Remus Lupin was tied up in red ribbons, and only ribbons, with a large bow over his mouth. Tonks lit up like she was Ron Weasley getting a Dagwood. She grabbed the coupon from the goblin's hand and tucked her new boy toy under her other arm and ran out of the bank. The others present covered their eyes and hoped for a drive-by obliviation.

"Remus shouldn't have made that last deal," Sirius chuckled. "I bet he's forgotten all about it, but I haven't. Bwahahahaha!"

"Okay, so Harry Potter," Sirius said. "You get everything else. Which basically means, my motorcycle, Grimmauld Place, and the stuff inside. There was a sizable pile of gold, but I spent all that on Lucius getting kicked in the crotch daily by goblins. I think it's gold well spent. Have fun and don't be afraid to ask Hermione to borrow some of my library from time to time. Don't be a mopy face and know that we love ya, bye!"


"Draco, it's been two weeks, you can put the bag of burning excrement down now," Lucius said with a wince as he sat down.

"I can't, I really, really tried, but I can't let go," Draco said with tears running down his face.

"Oh dear," Narcissa gasped in realization. "Sirius said 'at least a week' but he never gave an actual end."

She stuck her head up in the air and sniffed. "We shall have to hire the greatest cursebreakers to take care of this."

And that's when the photo album opened up to show her 3rd year school photo: acne, big hair, gangly limbs and all. With the day already ruined, Narcissa decided to go back to her room and enjoy Sirius' only positive present, which she had named "Mr. Big."

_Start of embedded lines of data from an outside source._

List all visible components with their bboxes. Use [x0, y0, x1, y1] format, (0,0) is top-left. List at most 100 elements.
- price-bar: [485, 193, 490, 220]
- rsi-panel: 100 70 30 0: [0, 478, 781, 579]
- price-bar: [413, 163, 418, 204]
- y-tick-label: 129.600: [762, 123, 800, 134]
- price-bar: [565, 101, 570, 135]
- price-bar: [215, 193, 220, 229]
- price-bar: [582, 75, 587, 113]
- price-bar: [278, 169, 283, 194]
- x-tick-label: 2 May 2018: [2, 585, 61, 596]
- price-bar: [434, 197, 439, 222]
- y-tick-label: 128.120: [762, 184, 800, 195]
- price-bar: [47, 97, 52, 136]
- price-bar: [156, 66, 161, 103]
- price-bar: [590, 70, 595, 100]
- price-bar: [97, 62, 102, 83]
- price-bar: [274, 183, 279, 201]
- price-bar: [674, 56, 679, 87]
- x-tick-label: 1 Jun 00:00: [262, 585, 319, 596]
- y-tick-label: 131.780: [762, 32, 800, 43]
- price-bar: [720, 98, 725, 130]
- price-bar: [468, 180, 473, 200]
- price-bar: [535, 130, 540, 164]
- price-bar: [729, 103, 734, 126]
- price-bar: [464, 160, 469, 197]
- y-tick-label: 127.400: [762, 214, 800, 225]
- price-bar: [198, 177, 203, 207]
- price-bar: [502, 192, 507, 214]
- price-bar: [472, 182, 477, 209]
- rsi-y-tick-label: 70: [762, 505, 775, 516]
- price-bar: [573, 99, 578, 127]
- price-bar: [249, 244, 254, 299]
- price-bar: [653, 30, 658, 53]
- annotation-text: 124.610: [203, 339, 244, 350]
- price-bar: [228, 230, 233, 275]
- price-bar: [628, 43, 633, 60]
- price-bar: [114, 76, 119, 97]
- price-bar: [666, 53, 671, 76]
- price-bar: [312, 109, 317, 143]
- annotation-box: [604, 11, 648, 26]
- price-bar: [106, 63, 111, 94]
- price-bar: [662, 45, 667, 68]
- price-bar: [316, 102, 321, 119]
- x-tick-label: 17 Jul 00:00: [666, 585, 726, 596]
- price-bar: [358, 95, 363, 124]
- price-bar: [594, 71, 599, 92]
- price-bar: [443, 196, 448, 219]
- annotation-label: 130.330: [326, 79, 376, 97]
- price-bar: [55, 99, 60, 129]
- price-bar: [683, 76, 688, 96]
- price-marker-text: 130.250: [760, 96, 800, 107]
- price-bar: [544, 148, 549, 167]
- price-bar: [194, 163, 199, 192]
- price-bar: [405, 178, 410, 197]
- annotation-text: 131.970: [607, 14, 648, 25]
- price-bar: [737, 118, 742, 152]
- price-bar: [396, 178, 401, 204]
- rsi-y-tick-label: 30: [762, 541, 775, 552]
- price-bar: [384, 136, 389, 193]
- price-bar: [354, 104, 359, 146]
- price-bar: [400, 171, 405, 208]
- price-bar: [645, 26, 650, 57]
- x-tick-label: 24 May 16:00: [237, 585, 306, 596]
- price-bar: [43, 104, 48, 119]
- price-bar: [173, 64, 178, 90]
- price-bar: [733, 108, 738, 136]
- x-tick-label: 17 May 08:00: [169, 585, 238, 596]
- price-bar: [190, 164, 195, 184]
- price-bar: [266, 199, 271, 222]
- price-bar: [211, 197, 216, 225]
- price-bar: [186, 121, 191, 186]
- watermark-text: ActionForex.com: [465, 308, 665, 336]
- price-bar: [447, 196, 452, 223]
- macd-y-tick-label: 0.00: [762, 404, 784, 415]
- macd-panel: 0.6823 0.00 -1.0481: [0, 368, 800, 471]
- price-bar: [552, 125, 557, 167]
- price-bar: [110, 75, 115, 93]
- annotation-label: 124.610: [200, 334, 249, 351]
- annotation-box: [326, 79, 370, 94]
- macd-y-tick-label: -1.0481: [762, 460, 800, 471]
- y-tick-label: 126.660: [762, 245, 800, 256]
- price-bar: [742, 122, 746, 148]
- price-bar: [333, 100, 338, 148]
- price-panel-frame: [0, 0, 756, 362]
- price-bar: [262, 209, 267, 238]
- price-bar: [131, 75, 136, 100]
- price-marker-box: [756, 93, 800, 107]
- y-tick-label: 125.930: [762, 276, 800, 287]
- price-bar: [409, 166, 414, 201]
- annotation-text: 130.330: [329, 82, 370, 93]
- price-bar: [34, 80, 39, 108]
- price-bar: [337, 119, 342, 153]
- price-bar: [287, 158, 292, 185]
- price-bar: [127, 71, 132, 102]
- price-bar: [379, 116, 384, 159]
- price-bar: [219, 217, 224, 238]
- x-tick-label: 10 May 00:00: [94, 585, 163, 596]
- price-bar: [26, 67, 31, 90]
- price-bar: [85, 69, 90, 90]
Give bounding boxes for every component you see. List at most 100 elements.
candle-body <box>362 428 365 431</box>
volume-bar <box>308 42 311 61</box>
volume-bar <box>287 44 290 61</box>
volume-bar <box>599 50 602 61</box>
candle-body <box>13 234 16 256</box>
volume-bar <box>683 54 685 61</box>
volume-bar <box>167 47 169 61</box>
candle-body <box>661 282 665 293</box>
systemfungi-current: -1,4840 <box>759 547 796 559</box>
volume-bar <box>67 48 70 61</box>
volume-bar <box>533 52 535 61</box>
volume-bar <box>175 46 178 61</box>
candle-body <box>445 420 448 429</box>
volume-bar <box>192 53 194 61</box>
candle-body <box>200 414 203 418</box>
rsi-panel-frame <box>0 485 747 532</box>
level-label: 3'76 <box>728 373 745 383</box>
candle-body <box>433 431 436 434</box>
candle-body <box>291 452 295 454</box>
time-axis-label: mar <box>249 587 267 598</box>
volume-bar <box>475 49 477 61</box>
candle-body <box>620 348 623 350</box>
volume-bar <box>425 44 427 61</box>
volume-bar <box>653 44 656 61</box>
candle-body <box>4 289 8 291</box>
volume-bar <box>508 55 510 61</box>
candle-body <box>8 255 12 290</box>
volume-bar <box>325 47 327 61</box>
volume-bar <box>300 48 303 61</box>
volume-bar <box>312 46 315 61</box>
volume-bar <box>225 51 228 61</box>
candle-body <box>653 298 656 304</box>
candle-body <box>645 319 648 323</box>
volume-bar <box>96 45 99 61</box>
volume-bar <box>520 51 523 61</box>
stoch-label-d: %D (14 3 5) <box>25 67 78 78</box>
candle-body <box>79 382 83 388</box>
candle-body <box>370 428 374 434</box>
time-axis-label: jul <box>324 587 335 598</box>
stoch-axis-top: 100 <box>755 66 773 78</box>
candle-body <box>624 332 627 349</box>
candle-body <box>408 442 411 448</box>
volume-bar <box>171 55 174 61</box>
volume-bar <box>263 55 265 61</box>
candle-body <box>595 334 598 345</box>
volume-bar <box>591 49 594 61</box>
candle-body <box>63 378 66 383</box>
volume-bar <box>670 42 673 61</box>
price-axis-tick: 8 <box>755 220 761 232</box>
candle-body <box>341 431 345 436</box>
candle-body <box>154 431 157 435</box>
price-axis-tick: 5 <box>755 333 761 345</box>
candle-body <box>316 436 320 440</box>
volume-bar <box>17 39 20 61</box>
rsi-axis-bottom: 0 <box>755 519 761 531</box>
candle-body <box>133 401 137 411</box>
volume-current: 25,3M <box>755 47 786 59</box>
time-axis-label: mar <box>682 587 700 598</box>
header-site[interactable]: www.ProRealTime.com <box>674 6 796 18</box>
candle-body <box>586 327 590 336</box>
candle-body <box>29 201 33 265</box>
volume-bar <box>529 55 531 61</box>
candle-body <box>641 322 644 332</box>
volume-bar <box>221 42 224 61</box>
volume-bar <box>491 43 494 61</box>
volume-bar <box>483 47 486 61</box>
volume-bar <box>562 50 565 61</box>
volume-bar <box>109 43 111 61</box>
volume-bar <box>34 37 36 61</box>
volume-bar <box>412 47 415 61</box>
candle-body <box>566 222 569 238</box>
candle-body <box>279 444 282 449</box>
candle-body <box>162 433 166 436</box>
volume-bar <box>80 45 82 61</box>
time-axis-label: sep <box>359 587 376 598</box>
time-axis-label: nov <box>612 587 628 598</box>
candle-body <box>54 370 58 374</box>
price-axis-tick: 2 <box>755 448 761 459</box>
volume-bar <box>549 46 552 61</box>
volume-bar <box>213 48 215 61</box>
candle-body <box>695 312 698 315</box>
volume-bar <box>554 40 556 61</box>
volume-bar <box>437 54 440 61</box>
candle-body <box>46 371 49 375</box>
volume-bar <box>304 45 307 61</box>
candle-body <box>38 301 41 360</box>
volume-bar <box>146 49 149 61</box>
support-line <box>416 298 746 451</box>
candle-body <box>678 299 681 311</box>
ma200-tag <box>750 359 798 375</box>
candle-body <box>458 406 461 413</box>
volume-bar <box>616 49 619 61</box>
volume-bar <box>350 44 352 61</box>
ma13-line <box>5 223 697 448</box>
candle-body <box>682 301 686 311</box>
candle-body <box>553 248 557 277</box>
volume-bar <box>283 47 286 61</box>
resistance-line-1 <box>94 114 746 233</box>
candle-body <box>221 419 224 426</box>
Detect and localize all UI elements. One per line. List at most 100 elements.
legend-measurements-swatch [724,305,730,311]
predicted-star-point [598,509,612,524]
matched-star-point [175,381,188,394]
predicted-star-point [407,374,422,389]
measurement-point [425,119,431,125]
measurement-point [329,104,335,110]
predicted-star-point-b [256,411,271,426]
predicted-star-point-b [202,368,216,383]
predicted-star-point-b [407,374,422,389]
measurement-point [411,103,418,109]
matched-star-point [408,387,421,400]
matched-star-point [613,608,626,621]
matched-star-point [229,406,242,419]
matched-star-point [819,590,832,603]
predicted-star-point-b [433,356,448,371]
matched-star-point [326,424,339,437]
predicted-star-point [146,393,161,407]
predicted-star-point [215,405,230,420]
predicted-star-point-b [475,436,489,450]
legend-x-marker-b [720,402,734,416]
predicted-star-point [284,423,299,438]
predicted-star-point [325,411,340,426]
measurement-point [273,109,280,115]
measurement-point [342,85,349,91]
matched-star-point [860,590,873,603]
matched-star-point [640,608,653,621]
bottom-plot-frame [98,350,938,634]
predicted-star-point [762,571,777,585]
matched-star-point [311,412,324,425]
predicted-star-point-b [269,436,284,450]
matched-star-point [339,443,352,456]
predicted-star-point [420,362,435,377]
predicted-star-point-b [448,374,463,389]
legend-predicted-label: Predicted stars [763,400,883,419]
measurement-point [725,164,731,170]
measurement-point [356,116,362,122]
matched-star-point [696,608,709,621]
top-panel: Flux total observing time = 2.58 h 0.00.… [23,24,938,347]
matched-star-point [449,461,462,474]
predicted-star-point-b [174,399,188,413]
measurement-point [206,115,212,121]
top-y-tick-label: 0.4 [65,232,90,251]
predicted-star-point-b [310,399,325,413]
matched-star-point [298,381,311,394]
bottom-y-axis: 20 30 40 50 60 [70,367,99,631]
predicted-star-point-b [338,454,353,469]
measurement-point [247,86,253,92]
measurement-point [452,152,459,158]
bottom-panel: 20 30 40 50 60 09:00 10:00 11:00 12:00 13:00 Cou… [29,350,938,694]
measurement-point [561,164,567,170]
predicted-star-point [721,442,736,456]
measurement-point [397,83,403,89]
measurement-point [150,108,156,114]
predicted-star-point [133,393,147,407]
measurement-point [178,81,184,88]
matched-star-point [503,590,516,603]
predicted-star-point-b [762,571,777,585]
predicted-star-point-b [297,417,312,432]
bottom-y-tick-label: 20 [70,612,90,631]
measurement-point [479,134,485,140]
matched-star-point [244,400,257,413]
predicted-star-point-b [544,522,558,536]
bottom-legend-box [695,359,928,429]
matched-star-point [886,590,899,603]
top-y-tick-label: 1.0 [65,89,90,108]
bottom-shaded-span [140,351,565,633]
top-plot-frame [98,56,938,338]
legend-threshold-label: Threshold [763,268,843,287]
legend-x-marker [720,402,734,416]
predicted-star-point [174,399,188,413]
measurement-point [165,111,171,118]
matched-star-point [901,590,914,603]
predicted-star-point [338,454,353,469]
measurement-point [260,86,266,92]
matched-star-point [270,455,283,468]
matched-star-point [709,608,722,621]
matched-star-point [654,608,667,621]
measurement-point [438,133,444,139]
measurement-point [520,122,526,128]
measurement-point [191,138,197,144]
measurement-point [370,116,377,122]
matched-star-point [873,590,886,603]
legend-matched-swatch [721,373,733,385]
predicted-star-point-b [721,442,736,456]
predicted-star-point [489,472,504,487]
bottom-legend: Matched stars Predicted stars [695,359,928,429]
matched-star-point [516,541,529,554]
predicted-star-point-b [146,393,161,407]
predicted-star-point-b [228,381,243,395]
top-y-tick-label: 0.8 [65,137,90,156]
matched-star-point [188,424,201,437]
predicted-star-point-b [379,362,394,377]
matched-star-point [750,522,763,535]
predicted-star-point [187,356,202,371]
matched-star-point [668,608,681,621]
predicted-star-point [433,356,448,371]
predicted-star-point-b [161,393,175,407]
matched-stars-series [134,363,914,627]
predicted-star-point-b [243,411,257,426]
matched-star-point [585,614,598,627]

Ron Weasley finally finished his sandwich. He leaned back, patting his bulging stomach and smiled. It had been the greatest three weeks of his life.


"Must escape," Remus said as he crawled to the door. "Must seek help."

"Ohohohohohohoh!" came a familiar voice from behind him. He slowly turned around to see Tonks all set up to have cosplay sex with a purple latex outfit, sea green hair and a pair of little black wings from her head and another, larger pair from her waist. "You won't escape that easily, my pretty! If you can move, you still have energy for me to absorb!"

"Must... resist..." Remus said before completely failing to resist.


Later at Grimmauld Place, Harry came across a Hermione who was curled up in a chair, nose deep in an issue of Magical Playboy from 1974. He smirked a little and raised an eyebrow, waiting for her to notice his presence. So absorbed in the issue was she, that it was some time before she did realize she wasn't alone.

"I-I-" Hermione stammered while turning a shade of red usually reserved for molten lava. "I read it for the articles!"